Retroflexion of the Uterus, or the Womb, bent backward.
This plate elucidates the womb bent or turned backward and pressing on the rectum. This condition is generally traceable to the vicious custom of lying on the back after confinement or during childbed. The natural position of the organ, inclined forward and resting on the bladder, is also shown.
As a permanent pathological lesion, this form of displacement is very rare, but as a forerunner of retroflexion it is of frequent occurrence. The length of time that elapses for a version to take on a flexion depends on the degree of induration or stiffness of the uterine walls.
The chronic inflammatory enlargement of the uterus predisposes the organ to posterior displacement, and the displacement favors the development of flexion. This takes place in the following order: After the uterus is displaced backwards, and its cervix has become fixed by inflammatory adhesions, the body of the womb gradually glides down on the posterior pelvic wall, from gravitation and intra-abdominal pressure. And in this very simple manner a retroversion is converted into a retroflexion. The causes, symptoms, and complications that characterize this variety of displacement, with its subsequent modification into flexion, are the same as those of retroflexion, to which the reader is referred.
RETROFLEXION OF THE UTERUS.
This form of uterine displacement exists when the body of the womb is bent towards the posterior wall of the pelvis, which is in an opposite direction to that where it naturally belongs. I have already pointed out, in speaking of the normal position of the uterus, that the body is directed forwards and rests on the bladder, while its cervix points downwards into the pelvic cavity. I now refer you to Plate IV, in which I plainly show the uterus in a directly opposite position to that in health, namely, turned back, resting on and depressing the rectum.

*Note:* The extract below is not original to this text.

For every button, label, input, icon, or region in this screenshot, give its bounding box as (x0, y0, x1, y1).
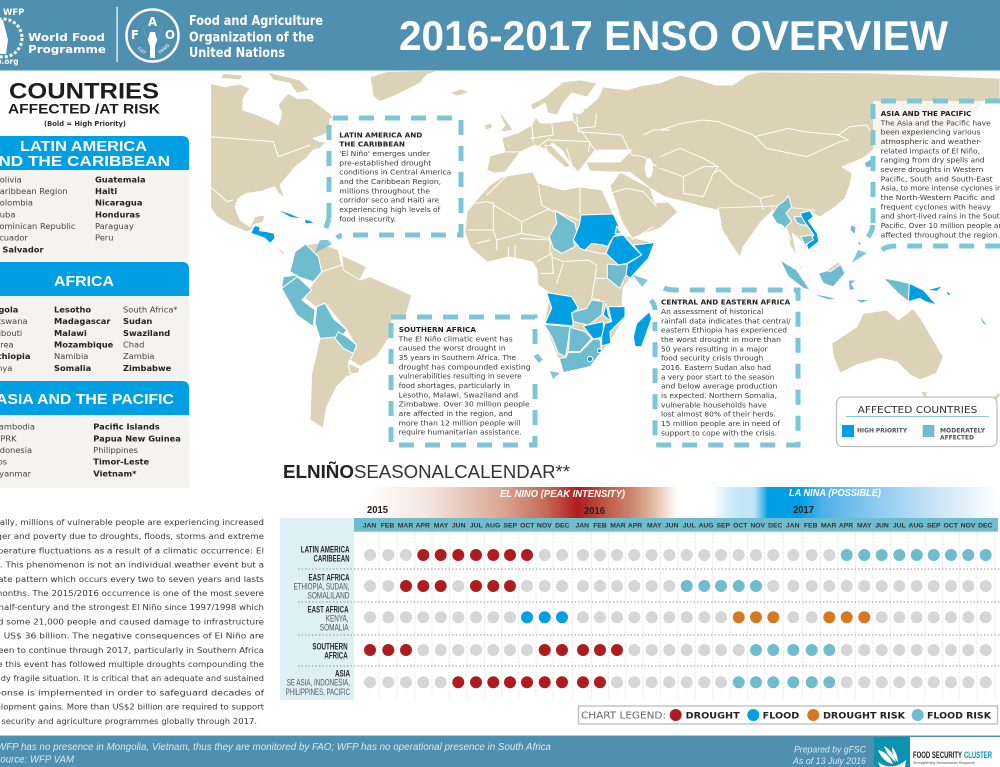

In retroflexion the cervix of the uterus continues to point downwards, into the pelvic cavity, in almost the same direction as in the natural position, while the body is directed backwards, or backwards and downwards. We seldom, if ever, find this condition as a congenital affection, but as an acquired displacement it is undoubtedly more frequently met with in gynecological practice than all other displacements combined. The round ligaments of the uterus were at one time, and are even yet by some, supposed to be the means that retain the womb in its normal anteflected position. Upon this theory a new surgical operation sprung into prominence for the relief of this class of cases. It was reasoned, that if the round ligaments actually tied the uterus down, and retained it in its natural anteflected position, that to shorten these ligaments by opening the inguinal canal in the groin, and drawing them out, would remedy a displacement of the womb, whether a prolapsus or a retroflexion. This operation was performed, it was claimed successfully, and if the view that the round ligaments retain and support the uterus were a correct one, it must be admitted that the operation would have been ideal. I convinced myself, however, of the utter fallacy of this position, in dissections on the cadaver, where in several instances the round ligaments could not be reached without opening the abdominal cavity, and even then it was impossible to trace them. These views were expressed in an article in the American Journal of Obstetrics and Diseases of Women and Children, and as the operation fell shortly afterwards into merited disrepute, I partly claim the credit of having been instrumental in bringing that about. I said:
“That this ligament has nothing to do in fixing the uterus in its normal anteverted position, is proven from many facts which occur in daily practice. The insertion or origin, whichever one chooses to call it, of these cords at the groin, is somewhat irregular and sometimes so rudimentary that it cannot be found upon a most careful and tedious dissection. It may be found divided into a number of processes, one being connected with Poupart’s ligament in the inguinal canal, the other being lost in the labia majora, and another may be traced to the sheath of the rectus muscle.